Die Erfahrung menschlicher Liebe öffnet eine neue Perspektive. In der Liebe übersteigt der Mensch sich selbst, »aus dem in sich verschlossenen Ich … zur Hingabe und so gerade zur Selbstfindung, zur Findung Gottes« (Deus caritas est, 6). Durch die Liebe erleben Mann und Frau, einer durch den anderen, auf eine neue Weise die Größe und Schönheit des Lebens und der Wirklichkeit überhaupt. Allerdings ist eine Bereitschaft des Herzens, eine innere Reinigung des Willens nötig, damit wir das Gute, das wir für uns selber wollen, für den anderen wollen, und so aus uns heraus, über uns hinaus zum Ganzen, letztlich zu Gott hinfinden. Das heißt, daß wir uns nie zufrieden geben dürfen mit dem schon Erreichten, weil wir wissen, daß nichts Endliches unser Herz erfüllen kann, sondern nur die »himmlische Berufung, die Gott uns in Christus Jesus schenkt«, wie Paulus im Philipperbrief (3,14) gesagt hat. 

Und schließlich braucht es die Reinigung und die Heiligung unseres menschlichen Verlangens, um mehr Abbild Gottes zu sein und im Einklang mit dem Willen des Vaters zu leben.

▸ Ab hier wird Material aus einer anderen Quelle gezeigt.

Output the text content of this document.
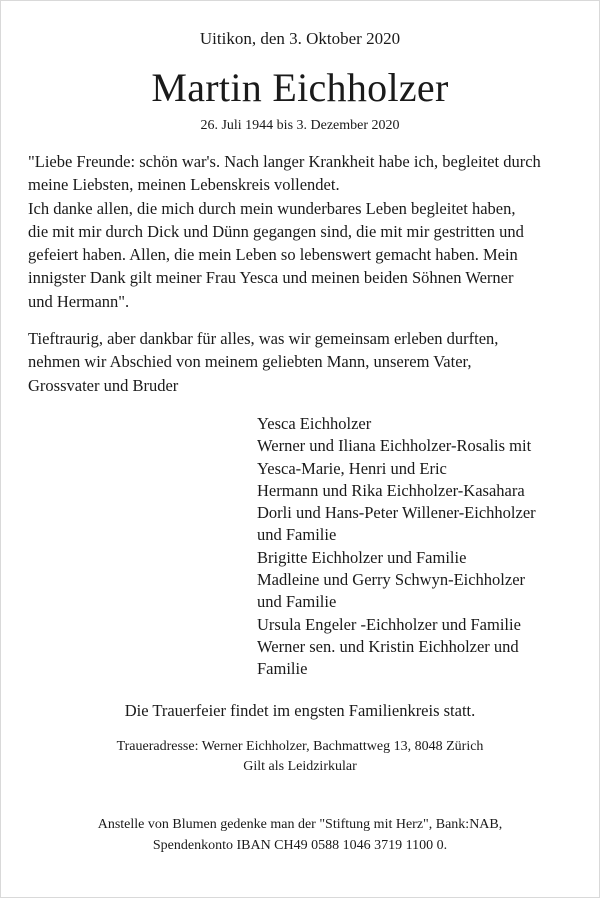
Uitikon, den 3. Oktober 2020
Martin Eichholzer
26. Juli 1944 bis 3. Dezember 2020

"Liebe Freunde: schön war's. Nach langer Krankheit habe ich, begleitet durch

meine Liebsten, meinen Lebenskreis vollendet.

Ich danke allen, die mich durch mein wunderbares Leben begleitet haben,

die mit mir durch Dick und Dünn gegangen sind, die mit mir gestritten und

gefeiert haben. Allen, die mein Leben so lebenswert gemacht haben. Mein

innigster Dank gilt meiner Frau Yesca und meinen beiden Söhnen Werner

und Hermann".

Tieftraurig, aber dankbar für alles, was wir gemeinsam erleben durften,

nehmen wir Abschied von meinem geliebten Mann, unserem Vater,

Grossvater und Bruder

Yesca Eichholzer
Werner und Iliana Eichholzer-Rosalis mit
Yesca-Marie, Henri und Eric
Hermann und Rika Eichholzer-Kasahara
Dorli und Hans-Peter Willener-Eichholzer
und Familie
Brigitte Eichholzer und Familie
Madleine und Gerry Schwyn-Eichholzer
und Familie
Ursula Engeler -Eichholzer und Familie
Werner sen. und Kristin Eichholzer und
Familie
Die Trauerfeier findet im engsten Familienkreis statt.
Traueradresse: Werner Eichholzer, Bachmattweg 13, 8048 Zürich
Gilt als Leidzirkular
Anstelle von Blumen gedenke man der "Stiftung mit Herz", Bank:NAB,
Spendenkonto IBAN CH49 0588 1046 3719 1100 0.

So zeigt sich uns der Weg zu Gott, der mit einer inneren Unruhe anfängt, mit der Erfahrung des Schönen und Guten weiterführt und uns dann selber zur Reinigung zwingt, über uns hinausführt und zu Gott selbst hin öffnet, der seine Hand zu uns hin ausstreckt, der in Christus uns entgegengeht und uns zu sich hinaufzieht.